East Boston has for decades been largely defined by the resentment between its residents and the Massachusetts Port Authority, which operates Logan Airport. A new green space in the Neptune Road area, which officially opened Friday, is meant to help heal some of those old wounds.
Neptune Rd Airport Buffer in East Boston is officially open. pic.twitter.com/HFiUkk7M4K
— Massport (@Massport) July 10, 2015
John Pedro grew up in one of the 66 homes razed to make way for the expansion of Logan Airport, starting back in the 1960s.
“There was Neptune Road, there was Lovell Street and Frankfurt Street — that was the neighborhood,” Pedro explained.
Born in 1936, Pedro says the area's downfall began with the construction of the East Boston Expressway, then the MBTA cut the neighborhood in half to make way for the Blue Line. And the 46-acre Wood Island Park, once a popular seaside destination on the Emerald Necklace, was razed for Logan's expansion.
“Eventually they cut off the street. Then they cut all the trees down. That was the downfall of the whole neighborhood.”John Pedro
“Eventually they cut off the street. Then they cut all the trees down,” he said. “That was the downfall of the whole neighborhood.”
The new 2-acre park is in the middle of this congested transportation hub. The little oasis has been given a bulky name: the Neptune Road Airport Edge Buffer.
Massport CEO Thomas Glynn says the space is a gesture to the thriving immigrant neighborhood that once existed here.
“We're here to celebrate 178 families and 66 homes. To celebrate a catalyst for citizen activism that today we take for granted," Glynn said. "But these citizen activists were pioneers in kind of changing the relationships between neighborhoods and big institutions.”
Asked if the new park heals old wounds, Pedro shook his head.
“It really doesn't. It does a little, but, the airport tries I guess, they built Bremen Street Park and they build all these buffer parks, but it's nothing compared to what Wood Island Park was. Wood Island Park was like Boston Common ... It was wonderful in those days.”

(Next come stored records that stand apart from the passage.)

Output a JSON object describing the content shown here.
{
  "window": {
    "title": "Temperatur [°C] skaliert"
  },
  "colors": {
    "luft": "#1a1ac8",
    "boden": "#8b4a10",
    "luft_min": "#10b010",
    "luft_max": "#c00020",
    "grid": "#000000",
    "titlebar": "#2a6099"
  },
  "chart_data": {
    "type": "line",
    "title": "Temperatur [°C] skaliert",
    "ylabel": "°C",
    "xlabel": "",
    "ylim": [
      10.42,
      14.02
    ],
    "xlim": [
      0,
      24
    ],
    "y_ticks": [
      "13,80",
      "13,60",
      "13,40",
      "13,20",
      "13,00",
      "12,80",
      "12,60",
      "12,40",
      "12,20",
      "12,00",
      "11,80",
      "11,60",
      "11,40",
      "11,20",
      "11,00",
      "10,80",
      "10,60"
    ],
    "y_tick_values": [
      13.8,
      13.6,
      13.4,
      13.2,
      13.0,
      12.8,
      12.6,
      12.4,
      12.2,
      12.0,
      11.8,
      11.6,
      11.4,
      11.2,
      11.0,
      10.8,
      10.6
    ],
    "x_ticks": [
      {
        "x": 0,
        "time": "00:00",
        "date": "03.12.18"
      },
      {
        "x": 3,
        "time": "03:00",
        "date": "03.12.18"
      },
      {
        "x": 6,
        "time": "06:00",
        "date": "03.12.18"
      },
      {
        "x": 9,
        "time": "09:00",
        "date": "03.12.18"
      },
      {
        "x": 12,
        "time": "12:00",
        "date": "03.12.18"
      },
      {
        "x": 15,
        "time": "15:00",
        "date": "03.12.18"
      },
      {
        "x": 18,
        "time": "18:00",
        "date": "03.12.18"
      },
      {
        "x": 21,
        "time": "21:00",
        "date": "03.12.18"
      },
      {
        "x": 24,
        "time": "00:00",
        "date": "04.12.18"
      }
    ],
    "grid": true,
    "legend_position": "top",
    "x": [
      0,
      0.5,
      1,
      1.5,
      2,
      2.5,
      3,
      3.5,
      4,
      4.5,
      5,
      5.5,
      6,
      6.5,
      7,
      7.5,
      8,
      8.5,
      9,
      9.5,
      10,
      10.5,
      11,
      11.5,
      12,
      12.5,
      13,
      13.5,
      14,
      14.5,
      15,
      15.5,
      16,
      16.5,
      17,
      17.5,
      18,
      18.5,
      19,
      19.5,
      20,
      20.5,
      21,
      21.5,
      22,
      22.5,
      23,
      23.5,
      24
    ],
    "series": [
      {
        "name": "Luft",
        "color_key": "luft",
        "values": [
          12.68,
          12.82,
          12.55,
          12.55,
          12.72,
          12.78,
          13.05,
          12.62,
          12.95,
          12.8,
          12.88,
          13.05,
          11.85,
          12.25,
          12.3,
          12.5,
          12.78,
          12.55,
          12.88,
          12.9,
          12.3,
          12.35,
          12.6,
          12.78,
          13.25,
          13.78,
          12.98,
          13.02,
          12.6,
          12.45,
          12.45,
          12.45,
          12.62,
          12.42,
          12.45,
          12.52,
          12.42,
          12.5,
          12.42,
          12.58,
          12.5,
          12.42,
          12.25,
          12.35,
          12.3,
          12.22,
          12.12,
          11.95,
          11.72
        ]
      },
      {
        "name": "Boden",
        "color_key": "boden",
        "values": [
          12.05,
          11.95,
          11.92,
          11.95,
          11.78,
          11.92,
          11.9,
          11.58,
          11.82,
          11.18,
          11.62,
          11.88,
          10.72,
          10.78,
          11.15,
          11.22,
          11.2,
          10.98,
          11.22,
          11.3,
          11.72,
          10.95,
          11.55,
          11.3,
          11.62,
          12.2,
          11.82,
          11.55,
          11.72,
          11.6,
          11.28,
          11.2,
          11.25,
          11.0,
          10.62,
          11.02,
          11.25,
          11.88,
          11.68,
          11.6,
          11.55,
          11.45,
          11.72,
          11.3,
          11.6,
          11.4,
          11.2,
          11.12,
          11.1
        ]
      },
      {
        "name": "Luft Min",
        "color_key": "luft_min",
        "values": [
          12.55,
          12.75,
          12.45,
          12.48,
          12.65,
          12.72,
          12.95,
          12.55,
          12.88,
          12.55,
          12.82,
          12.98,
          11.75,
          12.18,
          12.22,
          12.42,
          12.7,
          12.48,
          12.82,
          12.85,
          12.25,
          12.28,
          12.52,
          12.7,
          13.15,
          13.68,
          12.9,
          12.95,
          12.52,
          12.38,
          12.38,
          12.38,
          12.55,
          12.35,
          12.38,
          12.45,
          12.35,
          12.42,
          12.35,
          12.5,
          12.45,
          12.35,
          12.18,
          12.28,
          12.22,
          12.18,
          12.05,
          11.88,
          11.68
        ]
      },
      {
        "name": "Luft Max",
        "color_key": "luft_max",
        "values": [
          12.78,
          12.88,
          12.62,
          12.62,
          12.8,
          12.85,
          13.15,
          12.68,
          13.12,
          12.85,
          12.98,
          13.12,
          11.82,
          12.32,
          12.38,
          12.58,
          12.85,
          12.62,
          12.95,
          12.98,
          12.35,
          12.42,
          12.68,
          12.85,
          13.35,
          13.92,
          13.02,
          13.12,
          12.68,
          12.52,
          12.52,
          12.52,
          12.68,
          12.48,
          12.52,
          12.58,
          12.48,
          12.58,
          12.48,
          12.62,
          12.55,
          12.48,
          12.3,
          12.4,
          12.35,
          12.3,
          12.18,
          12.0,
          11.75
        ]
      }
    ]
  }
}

In spite of a rocky past, the mood was festive at the opening of the green space. Local historian Evelyn Morasch says East Boston and Massport have come to respect each other.
“It makes people realize things can change — when people are responsive, people are respectful, things can change.”
Relations with Massport may have improved, but Morasch says East Boston is facing new challenges — like more demand on its limited housing stock.
“The people who are moving here think they're going to change everything," she said. "I'm fighting a developer who wants to block me in completely, that's another whole issue.”
The new park is one of several that Massport has built in recent years. It features panels recalling the struggles of the Neptune Road neighborhood, immaculate landscaping, and stones in the ground indicating where houses once stood.
This segment aired on July 10, 2015.